Charley-One-Eye (1973)    1 Stars

“Somebody told the black man he wasn’t a slave anymore. Somebody told the red man this land was his. Somebody lied. Somebody is going to pay.”

 

Charley One-Eye (1973)

Director: Don Chaffey

Cast: Richard Roundtree, Roy Thinnes, Nigel Davenport

Synopsis: A black, Union Army deserter and his crippled American Indian hostage form a strained partnership in the interests of surviving the advancing threats of a racist bounty hunter and neighboring bandits.

 

 

 

 

 

 

Charley One-Eye is something of a curiosity. A British-American co-production, it was financed by TV personality David Frost’s David Paradine company and directed by British director Don Chaffey in Andalucia, although it’s a Western set in the States. This curious mish-mash of influences and contributions is reflected in the movie itself which has a strange sense of not really knowing what sort of tone it’s aiming for. It has a trash sensibility in its scens of lurid, bloody violence and yet is loaded with the symbolism and religious allegory of some pretentious art movie.

Richard Roundtree (City Heat, Maniac Cop) is The Black Man, a deserter from the US Cavalry who killed his way out of an awkward situation in which he was caught in the sack with an officer’s wife. Wild dogs fighting over the carcass of a rabbit give us an idea of the future that awaits the deserter as he escapes into the desert (there’s a lot of apparent cruelty to animals in this picture, so if that sort of thing winds you up, I’d steer clear), and it’s not long before he comes across a sleeping red indian (Roy Thinnes – The Hindenburg – whose casting in the role, given the movie’s message regarding the exploitation of blacks and native Americans, is highly ironic) with a club foot whom he forces to journey with him.

These two odd travel companions eventually arrive at a deserted Mexican church where they decide to make camp. There are a number of chickens roaming the church grounds, one of whom has one eye and gives the movie its title. By now, the relationship between the two men has passed beyond its initial adversarial stage into one of tentative friendship, but that friendship is tested with the arrival of a bounty hunter (Nigel Davenport – Peeping Tom) who plans to turn the black man in for the $500 reward on his head.

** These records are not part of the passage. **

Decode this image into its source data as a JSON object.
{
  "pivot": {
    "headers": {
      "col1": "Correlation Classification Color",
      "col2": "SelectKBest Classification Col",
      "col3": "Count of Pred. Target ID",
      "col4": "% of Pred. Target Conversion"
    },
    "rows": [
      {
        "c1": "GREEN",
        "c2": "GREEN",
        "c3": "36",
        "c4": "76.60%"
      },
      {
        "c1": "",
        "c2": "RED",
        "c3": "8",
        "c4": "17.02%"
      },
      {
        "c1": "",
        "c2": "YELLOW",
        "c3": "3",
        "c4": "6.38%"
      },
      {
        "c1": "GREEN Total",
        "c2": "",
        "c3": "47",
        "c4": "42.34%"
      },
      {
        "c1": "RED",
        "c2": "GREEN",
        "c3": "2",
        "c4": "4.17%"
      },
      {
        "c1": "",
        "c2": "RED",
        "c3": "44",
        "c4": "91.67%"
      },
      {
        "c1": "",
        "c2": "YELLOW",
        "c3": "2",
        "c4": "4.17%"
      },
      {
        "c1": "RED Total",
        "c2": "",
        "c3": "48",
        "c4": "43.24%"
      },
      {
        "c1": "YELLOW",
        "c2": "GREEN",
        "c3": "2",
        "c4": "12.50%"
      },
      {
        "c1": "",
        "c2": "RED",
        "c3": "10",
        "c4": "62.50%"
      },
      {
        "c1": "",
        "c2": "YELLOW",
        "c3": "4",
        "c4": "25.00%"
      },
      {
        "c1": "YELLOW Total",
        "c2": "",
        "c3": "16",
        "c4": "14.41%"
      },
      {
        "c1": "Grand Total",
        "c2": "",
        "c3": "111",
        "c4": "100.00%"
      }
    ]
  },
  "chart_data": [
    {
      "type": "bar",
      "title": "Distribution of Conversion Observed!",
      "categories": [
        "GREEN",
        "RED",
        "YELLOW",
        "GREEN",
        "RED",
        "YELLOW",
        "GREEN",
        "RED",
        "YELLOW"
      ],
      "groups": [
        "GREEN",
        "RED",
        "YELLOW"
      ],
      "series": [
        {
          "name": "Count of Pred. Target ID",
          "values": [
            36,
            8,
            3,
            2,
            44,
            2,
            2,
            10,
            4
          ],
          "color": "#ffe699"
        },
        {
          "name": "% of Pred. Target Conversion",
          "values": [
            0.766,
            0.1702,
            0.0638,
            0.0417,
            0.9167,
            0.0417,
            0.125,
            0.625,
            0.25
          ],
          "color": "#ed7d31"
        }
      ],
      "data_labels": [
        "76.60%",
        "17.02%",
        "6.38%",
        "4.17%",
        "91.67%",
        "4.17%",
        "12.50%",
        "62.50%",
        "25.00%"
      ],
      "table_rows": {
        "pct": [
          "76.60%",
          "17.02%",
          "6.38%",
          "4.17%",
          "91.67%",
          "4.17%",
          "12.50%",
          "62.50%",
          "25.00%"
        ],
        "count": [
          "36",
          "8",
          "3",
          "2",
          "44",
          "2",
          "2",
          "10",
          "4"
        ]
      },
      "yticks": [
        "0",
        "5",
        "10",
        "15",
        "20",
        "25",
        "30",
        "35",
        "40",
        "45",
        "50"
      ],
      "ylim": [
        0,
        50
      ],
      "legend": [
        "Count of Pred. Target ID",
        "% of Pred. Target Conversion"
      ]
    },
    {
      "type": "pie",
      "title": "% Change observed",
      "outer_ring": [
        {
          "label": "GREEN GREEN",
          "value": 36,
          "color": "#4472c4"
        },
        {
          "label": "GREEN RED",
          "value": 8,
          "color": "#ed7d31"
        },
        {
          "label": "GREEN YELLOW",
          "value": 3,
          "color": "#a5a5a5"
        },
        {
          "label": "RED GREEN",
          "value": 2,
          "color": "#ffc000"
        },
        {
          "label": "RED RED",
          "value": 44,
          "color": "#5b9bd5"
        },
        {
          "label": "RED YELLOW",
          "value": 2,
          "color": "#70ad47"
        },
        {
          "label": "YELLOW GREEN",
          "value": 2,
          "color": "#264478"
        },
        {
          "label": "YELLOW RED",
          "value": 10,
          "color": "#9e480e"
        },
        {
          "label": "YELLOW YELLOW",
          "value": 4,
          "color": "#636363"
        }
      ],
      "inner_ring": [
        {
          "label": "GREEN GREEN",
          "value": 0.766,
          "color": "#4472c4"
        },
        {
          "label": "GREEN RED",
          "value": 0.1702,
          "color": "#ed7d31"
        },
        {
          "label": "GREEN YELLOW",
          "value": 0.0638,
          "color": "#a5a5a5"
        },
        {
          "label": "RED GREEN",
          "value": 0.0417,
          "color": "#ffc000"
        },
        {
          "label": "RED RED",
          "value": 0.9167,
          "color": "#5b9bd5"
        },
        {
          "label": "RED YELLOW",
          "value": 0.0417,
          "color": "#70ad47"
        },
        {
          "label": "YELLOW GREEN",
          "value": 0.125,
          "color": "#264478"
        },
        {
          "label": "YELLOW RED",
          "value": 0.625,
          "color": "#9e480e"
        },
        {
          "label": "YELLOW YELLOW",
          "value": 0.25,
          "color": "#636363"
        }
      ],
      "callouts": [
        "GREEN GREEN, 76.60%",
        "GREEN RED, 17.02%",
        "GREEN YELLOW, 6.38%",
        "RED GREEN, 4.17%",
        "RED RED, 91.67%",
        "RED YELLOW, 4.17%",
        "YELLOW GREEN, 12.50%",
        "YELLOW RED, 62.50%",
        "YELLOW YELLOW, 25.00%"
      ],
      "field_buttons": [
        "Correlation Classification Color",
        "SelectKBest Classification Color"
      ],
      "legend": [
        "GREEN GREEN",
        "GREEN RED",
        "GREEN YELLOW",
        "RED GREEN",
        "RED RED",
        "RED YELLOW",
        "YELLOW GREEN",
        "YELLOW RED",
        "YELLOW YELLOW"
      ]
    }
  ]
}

Although its set on the open plains, Charley One-Eye has the feel of a stage play about it due to the fact that, apart from a relatively brief intrusion by the bounty hunter and a few other assorted characters, it’s pretty much a two-header between Roundtree and Thinnes. Although Roundtree has the bulk of the lines and the showier role, it’s Thinnes, as the monosyllabic Indian who gives the most effective performance, giving his character a dignity and grace that belies his grubby appearance. Writer Keith Leonard, whose only screen credit this was, lays on the symbolism a little too thick at times, and Charley One-Eye lacks the potency for which it appeared to be striving, but it’s nonetheless a rewarding watch.